Muchos señalarán que la contaminación del aire en Santiago ha mejorado en las últimas décadas, con una mejor gestión gubernamental y más restricciones a la industria, la calefacción y la circulación del tráfico. Este progreso es ciertamente alentador y debe ser reconocido. Pero esto no es un argumento para justificar nuestra continua ceguera ante los miles de vidas dañadas, deformadas o terminadas cada año en este país por la inhalación repetida de aire tóxico. La muerte, el sufrimiento y la enfermedad causadas a las y los chilenos por el smog superan con creces tanto el daño actual como el daño anticipado a corto plazo causado por el crimen, el Covid-19 y el cambio climático combinados.

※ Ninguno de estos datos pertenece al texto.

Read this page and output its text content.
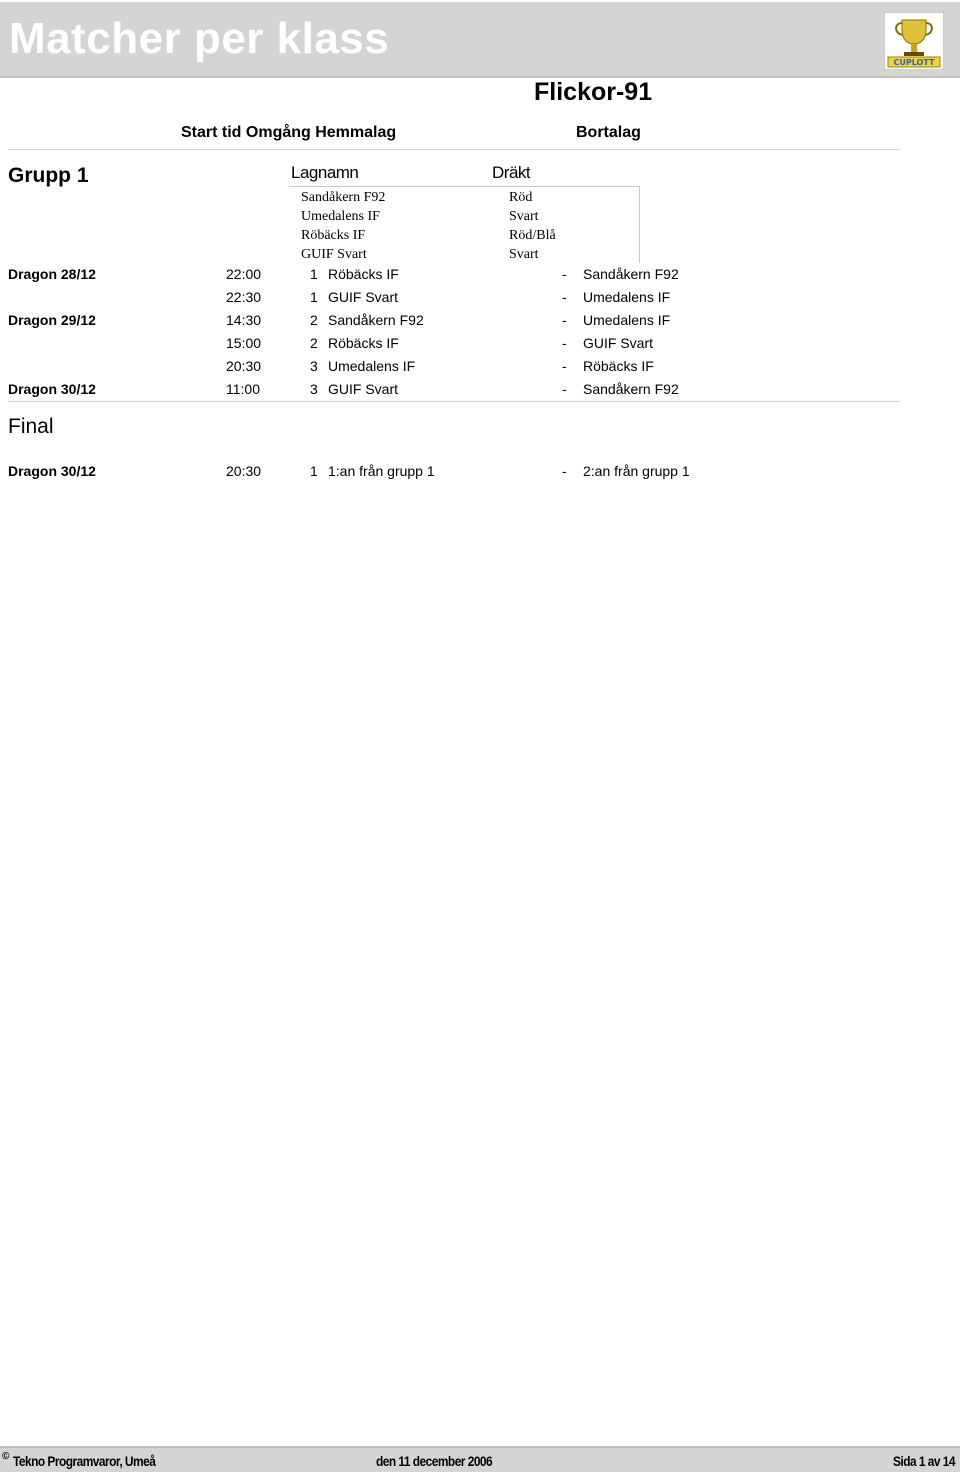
Matcher per klass	CUPLOTT
Flickor-91
Start tid Omgång Hemmalag	Bortalag
Grupp 1	Lagnamn	Dräkt
Sandåkern F92	Röd
Umedalens IF	Svart
Röbäcks IF	Röd/Blå
GUIF Svart	Svart
Dragon 28/12	22:00	1 Röbäcks IF	- Sandåkern F92
22:30	1 GUIF Svart	- Umedalens IF
Dragon 29/12	14:30	2 Sandåkern F92	- Umedalens IF
15:00	2 Röbäcks IF	- GUIF Svart
20:30	3 Umedalens IF	- Röbäcks IF
Dragon 30/12	11:00	3 GUIF Svart	- Sandåkern F92
Final
Dragon 30/12	20:30	1 1:an från grupp 1	- 2:an från grupp 1
© Tekno Programvaror, Umeå	den 11 december 2006	Sida 1 av 14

Y sin embargo, no actuamos como si así fuera.
Al final, la complacencia es una elección. Si podemos movilizarnos por una constitución, o para tomar medidas más agresivas contra el clima o el crimen, ciertamente podemos elegir movilizarnos para exigir aire más limpio, para nosotros y sobre todo para nuestros hijos. ¿Por qué seguir haciendo oídos sordos a sus gritos, mientras, todo el invierno, luchan por respirar? ¿No sería mejor escucharlos?